Gli scandali legati al finanziamenti dei partiti non ci sono solo in Italia. E d’altra parte anche un finanziamento solo privato comporta dei rischi, primo fra tutti la “cattura” del legislatore da parte di lobby potenti e danarose. E allora la soluzione migliore è pensare a un sistema fondato su un’Autorità indipendente dal mandato ampio, con meccanismi di controllo più rigidi di quelli attuali, che preveda il rimborso sul numero di voti effettivamente ottenuto da ciascun partito e incentivi le piccole donazioni private.

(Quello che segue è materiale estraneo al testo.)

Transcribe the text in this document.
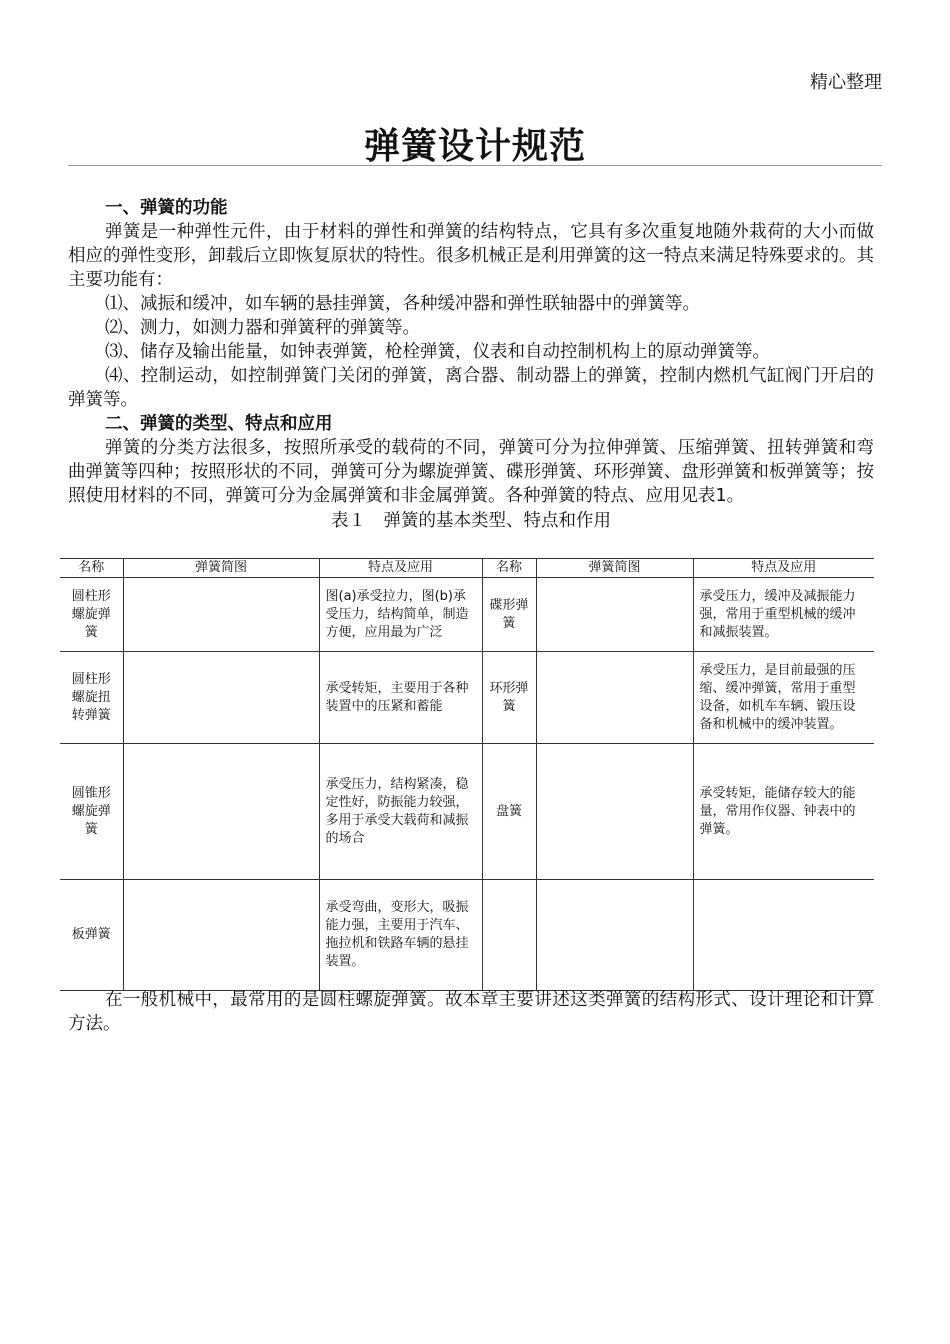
精心整理
弹簧设计规范

一、弹簧的功能

弹簧是一种弹性元件，由于材料的弹性和弹簧的结构特点，它具有多次重复地随外栽荷的大小而做相应的弹性变形，卸载后立即恢复原状的特性。很多机械正是利用弹簧的这一特点来满足特殊要求的。其主要功能有：

⑴、减振和缓冲，如车辆的悬挂弹簧，各种缓冲器和弹性联轴器中的弹簧等。

⑵、测力，如测力器和弹簧秤的弹簧等。

⑶、储存及输出能量，如钟表弹簧，枪栓弹簧，仪表和自动控制机构上的原动弹簧等。

⑷、控制运动，如控制弹簧门关闭的弹簧，离合器、制动器上的弹簧，控制内燃机气缸阀门开启的弹簧等。

二、弹簧的类型、特点和应用

弹簧的分类方法很多，按照所承受的载荷的不同，弹簧可分为拉伸弹簧、压缩弹簧、扭转弹簧和弯曲弹簧等四种；按照形状的不同，弹簧可分为螺旋弹簧、碟形弹簧、环形弹簧、盘形弹簧和板弹簧等；按照使用材料的不同，弹簧可分为金属弹簧和非金属弹簧。各种弹簧的特点、应用见表1。

表１　弹簧的基本类型、特点和作用
名称	弹簧简图	特点及应用	名称	弹簧简图	特点及应用
圆柱形螺旋弹簧		图(a)承受拉力，图(b)承受压力，结构简单，制造方便，应用最为广泛	碟形弹簧		承受压力，缓冲及减振能力强，常用于重型机械的缓冲和减振装置。
圆柱形螺旋扭转弹簧		承受转矩，主要用于各种装置中的压紧和蓄能	环形弹簧		承受压力，是目前最强的压缩、缓冲弹簧，常用于重型设备，如机车车辆、锻压设备和机械中的缓冲装置。
圆锥形螺旋弹簧		承受压力，结构紧凑，稳定性好，防振能力较强，多用于承受大载荷和减振的场合	盘簧		承受转矩，能储存较大的能量，常用作仪器、钟表中的弹簧。
板弹簧		承受弯曲，变形大，吸振能力强，主要用于汽车、拖拉机和铁路车辆的悬挂装置。			

在一般机械中，最常用的是圆柱螺旋弹簧。故本章主要讲述这类弹簧的结构形式、设计理论和计算方法。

Gli scandali che ormai da diverso tempo occupano con regolarità le prime pagine dei giornali impongono un ripensamento complessivo in tema di finanziamento dei partiti politici e delle campagne elettorali.

NOI E GLI ALTRI

Oggi il sistema si fonda sulla ripartizione di quattro fondi, rispettivamente per Camera, Senato, regionali ed europee. L’ammontare di ciascuno è di 1 euro per ogni anno di legislatura per ciascun cittadino iscritto nelle liste elettorali della Camera. Nel complesso parliamo di circa 200 milioni di euro l’anno da ripartire in misura proporzionale fra tutte le liste che superano una soglia minima di voti o di eletti. È un sistema simile a quello tedesco, ma in Germania il rimborso è di 0,7 euro per ogni voto effettivamente ricevuto, con un limite complessivo al monte rimborsi di 133 milioni di euro.
Fino a poco tempo fa era inoltre previsto che il rimborso continuasse per cinque anni anche in caso di scioglimento anticipato delle Camere. Motivo per cui, fra il 2008 e il 2011, i partiti (comprese le formazioni non più esistenti o non più rappresentate in Parlamento) hanno ricevuto somme di molto superiori a quanto previsto da una già generosa legislazione. A partire dalla prossima legislatura la possibilità del “doppio rimborso” è stata abrogata e il monte complessivo da ripartire è stato ridotto del 10 per cento.
A chi pensa che l’Italia sia un caso patologico va subito detto che gli scandali legati al finanziamento delle campagne elettorali purtroppo esistono in tutti i paesi democratici. Solo negli ultimi 15 giorni: 1) nel Regno Unito il tesoriere del partito conservatore si è dimesso a seguito dello scandalo “cash for access”, ossia per avere offerto “accesso speciale” al primo ministro (e possibile influenza sulle politiche del governo) in cambio di donazioni di almeno 300mila euro; 2) in Francia Nicolas Sarkozy è stato accusato di avere finanziato illegalmente la sua campagna elettorale del 2007, forse anche con soldi ricevuti nientemeno che da Gheddafi; 3) la quantità di denaro spesa finora per le presidenziali americane (le prime dopo il giudizio della Corte Suprema che nel 2010 ha rimosso i limiti alla spesa elettorale delle corporations) ha indotto John McCain, il candidato repubblicano 2008 alla presidenza, a mettere in guardia sulla provenienza spesso oscura di quel denaro e sulla corruzione che vi è spesso associata. (1)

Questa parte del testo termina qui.